Reducing Write Latencies in CEPH Storage
CEPH is a popular open source storage software. However its write latencies are high. VirtuCache caches CEPH volumes to in-host SSDs and by doing so reduces VM level latencies considerably.
CEPH is an open source storage software that has become popular because it offers better reliability and deployment flexibility at a lower cost than big brand storage appliances.
CEPH runs on commodity servers. It clusters servers together and presents this cluster of servers as an iSCSI appliance. Considering that each 3.5” inch hard drive now carries 10TB capacity and costs only $300, a server with 200TB of storage costs just $15K. The advantages of CEPH versus big brand storage appliance is that you can keep adding servers to this cluster, with storage capacity and performance scaling linearly as you add servers. You manage this cluster, however large, with a single GUI. It is open source and part of mainline Linux, hence cheap.

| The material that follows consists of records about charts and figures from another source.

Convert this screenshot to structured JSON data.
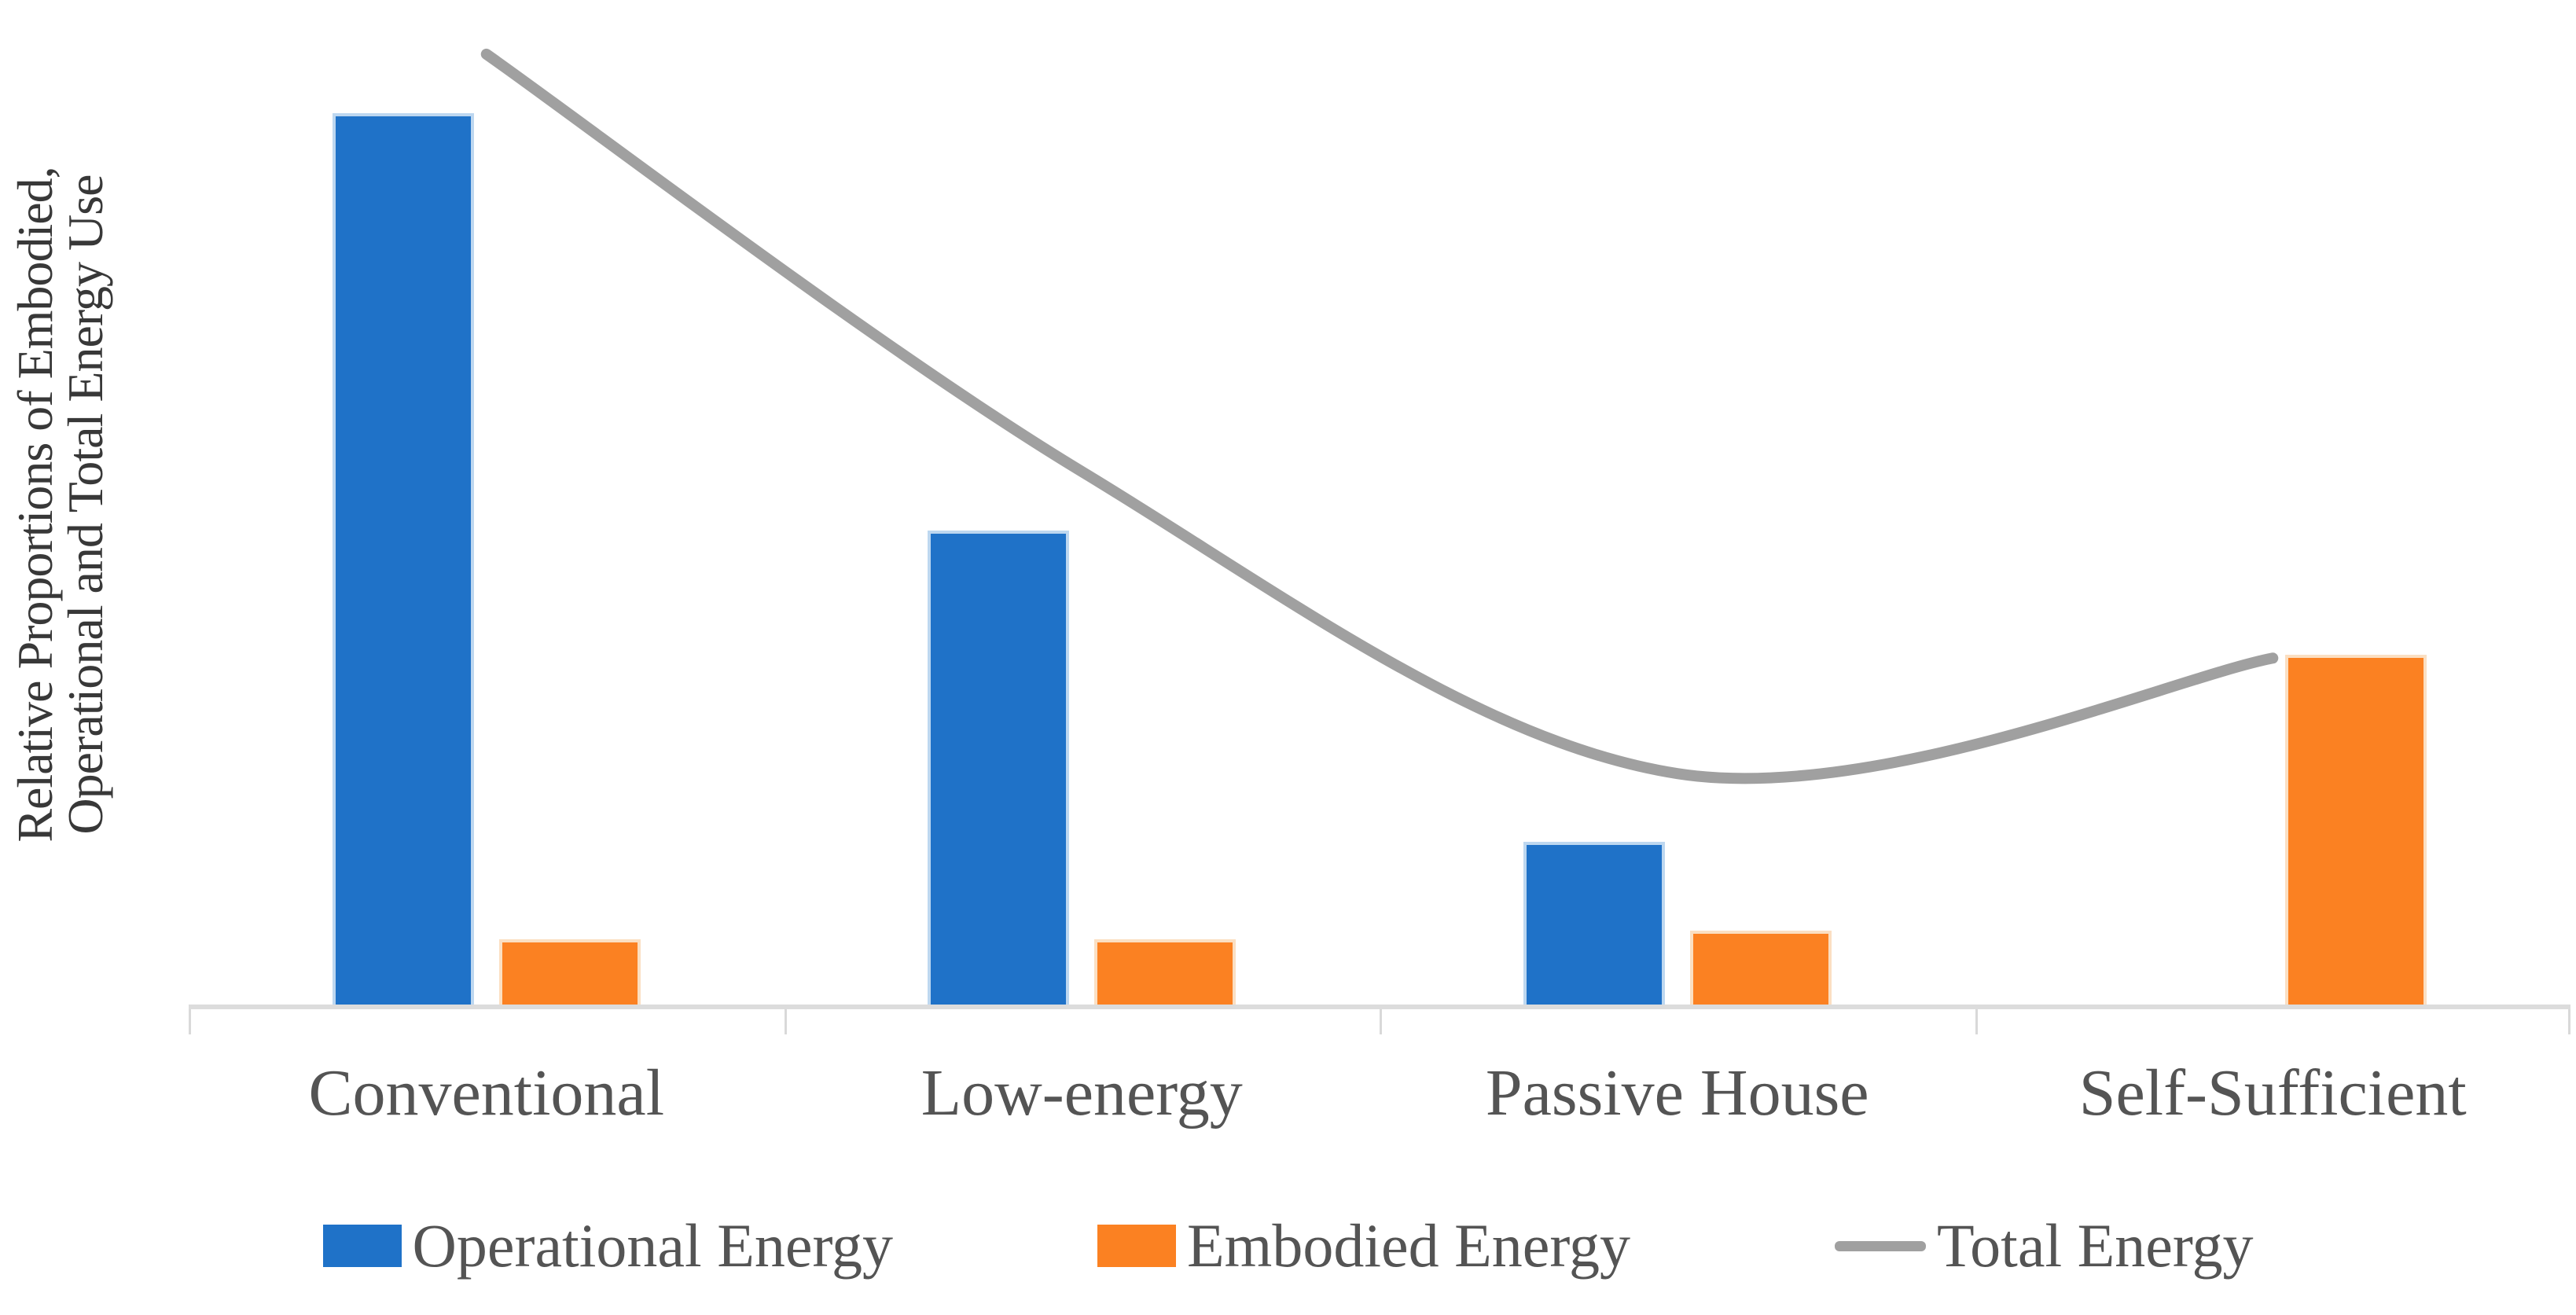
{
  "chart_data": {
    "type": "bar",
    "overlay": "line",
    "categories": [
      "Conventional",
      "Low-energy",
      "Passive House",
      "Self-Sufficient"
    ],
    "series": [
      {
        "name": "Operational Energy",
        "type": "bar",
        "color": "#1f72c8",
        "values": [
          100,
          53,
          18,
          0
        ]
      },
      {
        "name": "Embodied Energy",
        "type": "bar",
        "color": "#fb8122",
        "values": [
          7,
          7,
          8,
          39
        ]
      },
      {
        "name": "Total Energy",
        "type": "line",
        "color": "#a0a0a0",
        "values": [
          107,
          60,
          26,
          39
        ]
      }
    ],
    "title": "",
    "xlabel": "",
    "ylabel": "Relative Proportions of Embodied, Operational and Total Energy Use",
    "ylabel_line1": "Relative Proportions of Embodied,",
    "ylabel_line2": "Operational and Total Energy Use",
    "ylim": [
      0,
      113
    ],
    "y_axis_tick_labels": "none",
    "gridlines": "off",
    "legend_position": "bottom",
    "axis_line_color": "#d9d9d9"
  }
}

The one drawback with CEPH is that write latencies are high even if one uses SSDs for journaling.
VirtuCache + CEPH
By deploying VirtuCache which caches hot data to in-host SSDs, we have been able to get All-Flash array like latencies for CEPH based storage despite the fact that our CEPH deployments use slower (7200RPM) SATA drives.
Use Case at Klickitat Valley Health (KVH)
KVH runs a hospital and few clinics in Klickitat Valley, WA.
CEPH deployment: We deployed a 3 server cluster at KVH with each server carrying 24TB (3x 8TB HDD) raw storage and 480GB SSD (for journaling). So total raw storage capacity of 72TB was deployed with CEPH. CEPH was presented over iSCSI to VMware hosts. Since a replication factor of 2 was used, 72TB of raw storage amounted to 36TB of usable capacity.
VirtuCache was configured to cache Datastores created in CEPH to a 3TB SSD in each host. Both reads and writes were cached to the host based SSD. As a result latencies at the VM level were now under 10ms, regardless of how high or random the the workload.
Below chart shows CEPH latencies (blue) versus VM latencies (yellow). The reason VM latencies are much lower than SAN/CEPH latencies is because of VirtuCache.
Chart 1: Write latencies at the SAN versus at the VM
VM level latencies are much lower than SAN latencies because of VirtuCache caching to in-host SSDs.